The approval is based on positive results from the pivotal Phase 3 CANDLE study that evaluated the safety and efficacy of monthly dosing of ibrexafungerp to reduce the incidence of RVVC. Results showed that 65.4% of patients receiving ibrexafungerp achieved clinical success by having no recurrence at all, either culture-proven, presumed, or suspected, through Week 24 compared to 53.1% of placebo-treated patients (p=0.02). The advantage of ibrexafungerp over placebo was sustained over the three-month follow-up period and remained statistically significant (p=0.034). In the study, ibrexafungerp was generally safe and well-tolerated. The most commonly reported adverse events were headaches or were gastrointestinal in nature (i.e., diarrhea, nausea), and were mostly mild and generally consistent with the previous BREXAFEMME label.

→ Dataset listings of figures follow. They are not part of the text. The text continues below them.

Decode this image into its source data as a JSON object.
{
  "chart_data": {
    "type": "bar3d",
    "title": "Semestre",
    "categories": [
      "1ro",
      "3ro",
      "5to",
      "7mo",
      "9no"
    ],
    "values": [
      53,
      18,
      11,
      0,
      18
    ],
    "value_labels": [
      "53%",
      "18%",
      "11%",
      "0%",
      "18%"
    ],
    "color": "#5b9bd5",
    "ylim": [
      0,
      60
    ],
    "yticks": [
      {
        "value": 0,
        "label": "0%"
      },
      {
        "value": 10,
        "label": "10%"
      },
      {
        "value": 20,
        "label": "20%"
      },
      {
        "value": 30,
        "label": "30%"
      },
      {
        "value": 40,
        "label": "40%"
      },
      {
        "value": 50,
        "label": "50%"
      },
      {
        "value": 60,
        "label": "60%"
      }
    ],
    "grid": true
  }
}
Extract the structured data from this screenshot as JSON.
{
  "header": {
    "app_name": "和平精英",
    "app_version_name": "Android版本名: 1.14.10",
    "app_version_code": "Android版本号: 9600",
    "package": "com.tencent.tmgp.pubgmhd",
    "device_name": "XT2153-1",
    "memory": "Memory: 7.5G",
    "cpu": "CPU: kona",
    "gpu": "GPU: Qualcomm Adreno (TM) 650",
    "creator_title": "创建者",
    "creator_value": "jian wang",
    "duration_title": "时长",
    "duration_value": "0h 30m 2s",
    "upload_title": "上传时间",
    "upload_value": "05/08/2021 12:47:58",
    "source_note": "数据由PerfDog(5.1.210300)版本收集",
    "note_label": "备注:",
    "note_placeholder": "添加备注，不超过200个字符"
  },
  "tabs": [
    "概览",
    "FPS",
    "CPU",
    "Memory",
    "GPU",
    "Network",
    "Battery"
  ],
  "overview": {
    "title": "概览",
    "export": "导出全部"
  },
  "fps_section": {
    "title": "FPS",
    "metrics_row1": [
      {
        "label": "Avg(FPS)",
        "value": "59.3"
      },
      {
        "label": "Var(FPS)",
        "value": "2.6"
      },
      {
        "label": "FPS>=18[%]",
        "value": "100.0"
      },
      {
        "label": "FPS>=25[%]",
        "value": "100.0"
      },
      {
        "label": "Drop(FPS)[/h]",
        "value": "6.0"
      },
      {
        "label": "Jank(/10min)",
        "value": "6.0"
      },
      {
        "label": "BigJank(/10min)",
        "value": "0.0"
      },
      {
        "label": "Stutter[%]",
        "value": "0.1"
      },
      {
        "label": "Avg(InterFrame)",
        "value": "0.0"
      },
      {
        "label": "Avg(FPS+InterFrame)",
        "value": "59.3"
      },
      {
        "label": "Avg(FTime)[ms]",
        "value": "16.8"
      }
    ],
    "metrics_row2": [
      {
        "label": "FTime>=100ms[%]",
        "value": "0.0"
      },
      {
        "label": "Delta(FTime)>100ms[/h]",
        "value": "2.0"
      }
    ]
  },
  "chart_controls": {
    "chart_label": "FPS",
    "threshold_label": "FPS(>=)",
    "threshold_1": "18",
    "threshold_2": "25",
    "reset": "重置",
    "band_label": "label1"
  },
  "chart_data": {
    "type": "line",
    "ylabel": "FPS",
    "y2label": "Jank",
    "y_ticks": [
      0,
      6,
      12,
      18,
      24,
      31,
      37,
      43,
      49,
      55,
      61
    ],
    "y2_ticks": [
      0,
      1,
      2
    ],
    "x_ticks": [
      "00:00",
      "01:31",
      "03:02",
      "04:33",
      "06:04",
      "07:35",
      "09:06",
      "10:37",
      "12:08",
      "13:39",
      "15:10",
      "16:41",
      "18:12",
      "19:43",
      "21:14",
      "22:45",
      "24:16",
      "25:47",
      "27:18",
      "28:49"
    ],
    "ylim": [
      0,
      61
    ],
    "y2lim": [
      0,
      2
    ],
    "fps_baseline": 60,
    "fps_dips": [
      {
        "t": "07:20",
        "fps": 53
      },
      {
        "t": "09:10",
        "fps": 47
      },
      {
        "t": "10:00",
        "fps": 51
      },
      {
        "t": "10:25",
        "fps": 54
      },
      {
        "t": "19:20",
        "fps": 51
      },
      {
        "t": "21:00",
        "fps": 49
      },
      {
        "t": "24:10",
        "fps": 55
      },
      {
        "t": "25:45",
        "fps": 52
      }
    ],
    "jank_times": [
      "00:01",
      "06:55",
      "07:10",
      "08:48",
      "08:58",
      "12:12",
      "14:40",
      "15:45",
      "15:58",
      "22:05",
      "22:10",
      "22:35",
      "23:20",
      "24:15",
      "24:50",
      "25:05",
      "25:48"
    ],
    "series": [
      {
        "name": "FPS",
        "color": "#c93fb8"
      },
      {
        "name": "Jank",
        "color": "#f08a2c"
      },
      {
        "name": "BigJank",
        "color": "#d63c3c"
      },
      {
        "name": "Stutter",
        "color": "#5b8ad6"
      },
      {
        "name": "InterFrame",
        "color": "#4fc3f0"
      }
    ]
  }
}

“BREXAFEMME, which has the ability to kill the infection-causing fungi, also can reduce the incidence of VVC episodes, benefiting many patients who have repeated infections and inadequate treatment options,” said David Angulo, M.D., Chief Medical Officer of SCYNEXIS. “We thank all the clinical investigators and patients who participated in our CANDLE study who made this achievement possible.”

BREXAFEMME is now available to appropriate patients for both the VVC and RVVC indications, while the Company pursues a U.S. commercialization partner to maximize the drug’s promotional reach and commercial value.